Regarding the dataset, we utilize the Wikipedia dataset from Huggingface and assume that the content of each wiki, along with its associated categories, exhibits positive correlations based on their respective wiki page IDs. As a result, we modify the training approach of most BERT-based models for the given text and adopt associated training using model labels (categories). Since the length of labels is significantly shorter compared to the content of the text, this reduces training costs. We use the pre-trained SBERT model as the base model and treat the categories of each wiki page in wiki-cate as labels. We combine these labels in pairs (non-repetitive combinations using Python’s itertools.combinations) and convert them into the SBERT training data format (InputExample) to create the training dataset train-samples. Pseudo code is shown below:

Listing 1 Pseudo code of generate SBERT training samples

⬇

1import itertools

2from sentence_transformers import InputExample

4train_samples = []

6for data in wiki_cate:

7 categories = data["categories"]

8 for pair in list(itertools.combinations(categories, 2)):

9 train_samples.append(InputExample(texts=[pair[0], pair[1]]))
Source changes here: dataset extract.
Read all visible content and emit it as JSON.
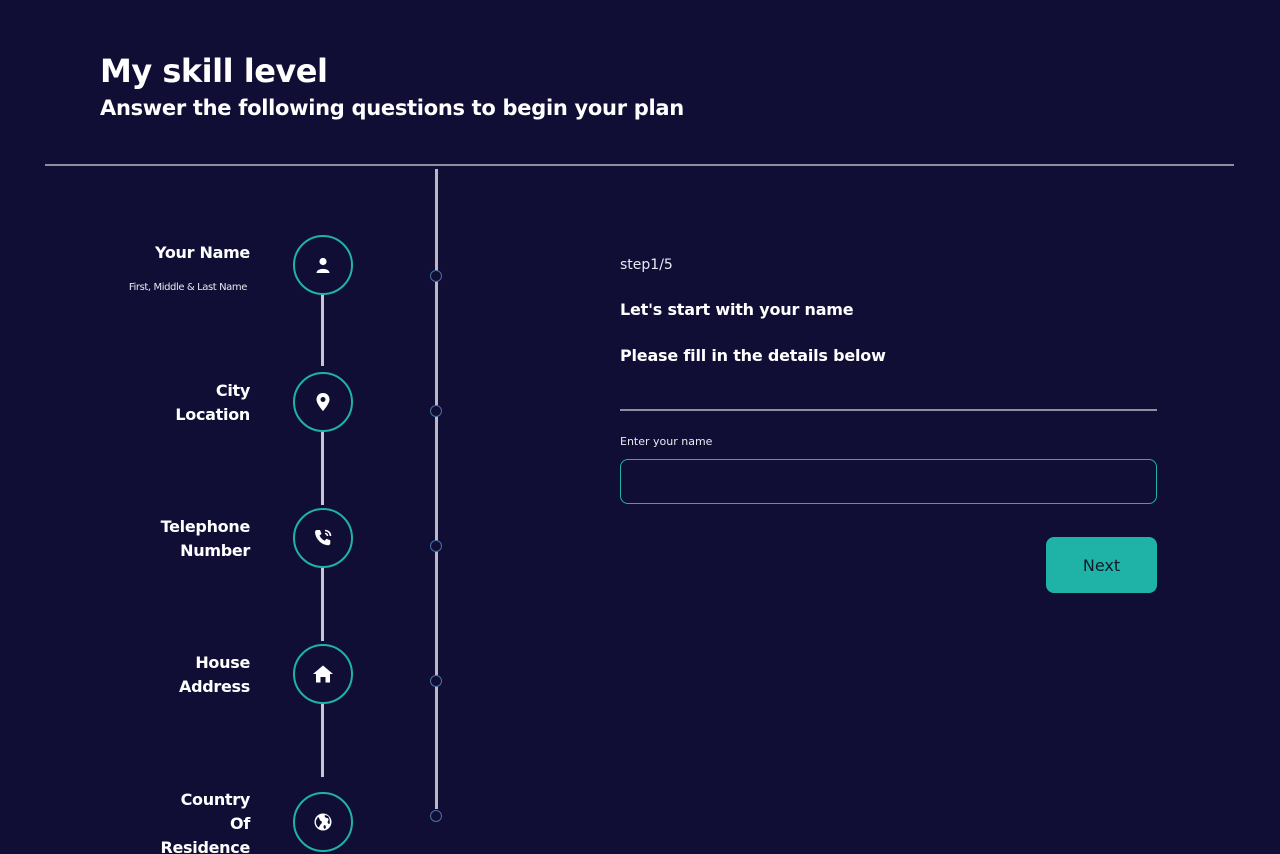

Through SBERT, we train on the aforementioned train-samples to obtain a general purpose foundational model called wiki-cate SBERT model: WC-SBERT.

Wiki text embeddings

After the aforementioned data processing, the size of the dataset $D$ is 6,458,670. We utilize the general base model WC-SBERT to encode the first 200 words of the text in each data point from $D$ . The resulting embeddings are stored in an h5 file for subsequent fine-tuning.

Self-training

In the self-training fine-tune stage, we define the target label set as $L$ . Initially, we use WC-SBERT to calculate the similarity between each text and all elements $l$ in the label set $L$ . Then, for each text $t_{i}$ , we select the label $l_{j}$ from $L$ that has the highest similarity score with $t_{i}$ to obtain the similarity score $similarity(t_{i},l_{j})$ between $t_{i}$ and $l_{j}$ , and compare the similarity between them. Next, we compare the similarity with the set threshold. If the similarity is greater than the threshold, we pair all elements ( $c_{1},c_{2},...,c_{n_{i}}$ ) of the class set $C_{i}$ of $t_{i}$ with the target label $l_{j}$ to get $(c_{1},l_{j}),(c_{2},l_{j}),...,(c_{n_{i}},l_{j})$ , all text categories-target label pairs are used as training data for the fine-tuning stage. Since we have already encoded the text and stored it in an h5 file in the previous step, during the similarity calculation stage, we only need to calculate the embeddings of the target labels, and the text embeddings can be directly retrieved from the h5 file. With the advantage of SBERT’s fast similarity inference, we can quickly obtain $similarity(t_{i},l_{j})$ for each million data points.

Refer to caption — Figure 1: Fine-tune process in self-training.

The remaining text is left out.